URLs should trigger the blacklist regardless of parser functions
Open, LowPublic

Description

Author: mike.lifeguard+bugs

Description:
By using {{#time: (as in this example) or possibly other parserfunctions, one may circumvent the blacklist. I'm not sure how to get this sort of thing blocked, but this should be worked out.

Also in the URL field: http://nl.wikipedia.org/w/index.php?title=Gebruiker:Emil76&diff=prev&oldid=13856552


Version: unspecified
Severity: normal
URL: http://nl.wikipedia.org/w/index.php?title=Gebruiker:Emil76&diff=prev&oldid=13856552

Details

Reference
bz15582

Event Timeline

bzimport raised the priority of this task from to Low.Nov 21 2014, 10:19 PM
bzimport added a project: SpamBlacklist.
bzimport set Reference to bz15582.
bzimport added a subscriber: Unknown Object (MLST).

mike.lifeguard+bugs wrote:

I guess we're not using tracking bugs for this any longer.

The basic problem here is that we have to determine not whether a URL exists in the page now, but whether under any circumstances of possible input data it _could_. That quickly becomes difficult or impossible if you move from this case to slightly less trivial ones, including already-known-possible cases involving transclusion of multiple pieces edited at different times.
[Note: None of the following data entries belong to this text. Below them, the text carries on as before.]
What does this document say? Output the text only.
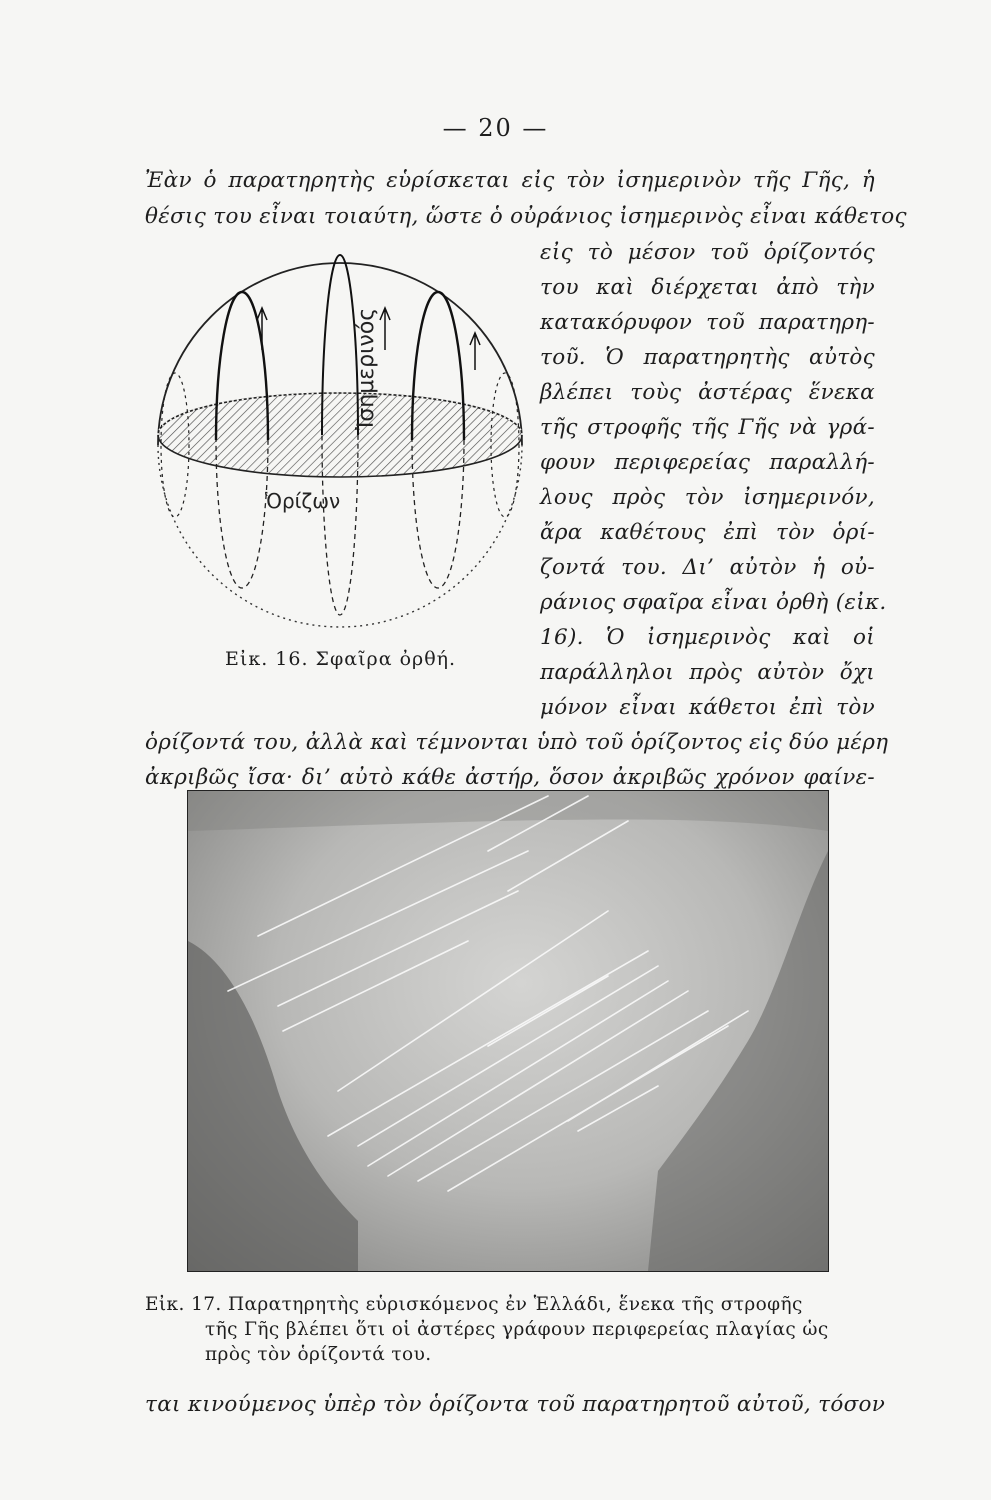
— 20 —
Ἐὰν ὁ παρατηρητὴς εὑρίσκεται εἰς τὸν ἰσημερινὸν τῆς Γῆς, ἡ
θέσις του εἶναι τοιαύτη, ὥστε ὁ οὐράνιος ἰσημερινὸς εἶναι κάθετος
εἰς τὸ μέσον τοῦ ὁρίζοντός
του καὶ διέρχεται ἀπὸ τὴν
κατακόρυφον τοῦ παρατηρη-
τοῦ. Ὁ παρατηρητὴς αὐτὸς
βλέπει τοὺς ἀστέρας ἕνεκα
τῆς στροφῆς τῆς Γῆς νὰ γρά-
φουν περιφερείας παραλλή-
λους πρὸς τὸν ἰσημερινόν,
ἄρα καθέτους ἐπὶ τὸν ὁρί-
ζοντά του. Δι’ αὐτὸν ἡ οὐ-
ράνιος σφαῖρα εἶναι ὀρθὴ (εἰκ.
16). Ὁ ἰσημερινὸς καὶ οἱ
παράλληλοι πρὸς αὐτὸν ὄχι
μόνον εἶναι κάθετοι ἐπὶ τὸν
ὁρίζοντά του, ἀλλὰ καὶ τέμνονται ὑπὸ τοῦ ὁρίζοντος εἰς δύο μέρη
ἀκριβῶς ἴσα· δι’ αὐτὸ κάθε ἀστήρ, ὅσον ἀκριβῶς χρόνον φαίνε-
Ἰσημερινός
Ὁρίζων
Εἰκ. 16. Σφαῖρα ὀρθή.
Εἰκ. 17. Παρατηρητὴς εὑρισκόμενος ἐν Ἑλλάδι, ἕνεκα τῆς στροφῆς
τῆς Γῆς βλέπει ὅτι οἱ ἀστέρες γράφουν περιφερείας πλαγίας ὡς
πρὸς τὸν ὁρίζοντά του.
ται κινούμενος ὑπὲρ τὸν ὁρίζοντα τοῦ παρατηρητοῦ αὐτοῦ, τόσον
The only real solution to that I can think of is to apply the blacklist at rendering time for *views* as well as at *edit* -- matching links could be de-linked or removed and the page marked on a queue for review.

This probably wouldn't perform terribly well, but could perhaps be optimized.

Don't know if it's worth the effort.

mike.lifeguard+bugs wrote:

(In reply to comment #2)

The basic problem here is that we have to determine not whether a URL exists in
the page now, but whether under any circumstances of possible input data it
_could_. That quickly becomes difficult or impossible if you move from this
case to slightly less trivial ones, including already-known-possible cases
involving transclusion of multiple pieces edited at different times.

Sure, but can't this slightly-less-exotic case be covered will less trouble?

The only real solution to that I can think of is to apply the blacklist at
rendering time for *views* as well as at *edit* -- matching links could be
de-linked or removed and the page marked on a queue for review.

I think filtering on view might be worth doing, perhaps with a notice "This page has spam that we've automatically hidden from your sensitive eyes, please help clean it up. You're looking for the domain spam.org -> [edit]" - especially useful now that saving isn't blocked when the domain already existed in the page (bug 1505). (however a queue seems like overkill)

mike.lifeguard+bugs wrote:

(In reply to comment #3)

Sure, but can't this slightly-less-exotic case be covered will less trouble?

*WITH less trouble

mike.lifeguard+bugs wrote:

*** Bug 16354 has been marked as a duplicate of this bug. ***

firejackey wrote:

(In reply to comment #5)

> *** Bug 16354 has been marked as a duplicate of this bug. ***

thanks

A minimal fix, to stop this from being attractive to vandals, would be to simply silently ignore any blacklisted URLs unexpectedly encountered during a parse. I wouldn't (naively, perhaps) expect this to cause too much load; surely our page caching should be good enough that pages don't get needlessly reparsed very often?

  • Bug 16610 has been marked as a duplicate of this bug. ***
Anomie added subscribers: MBH, Aklapper, Base.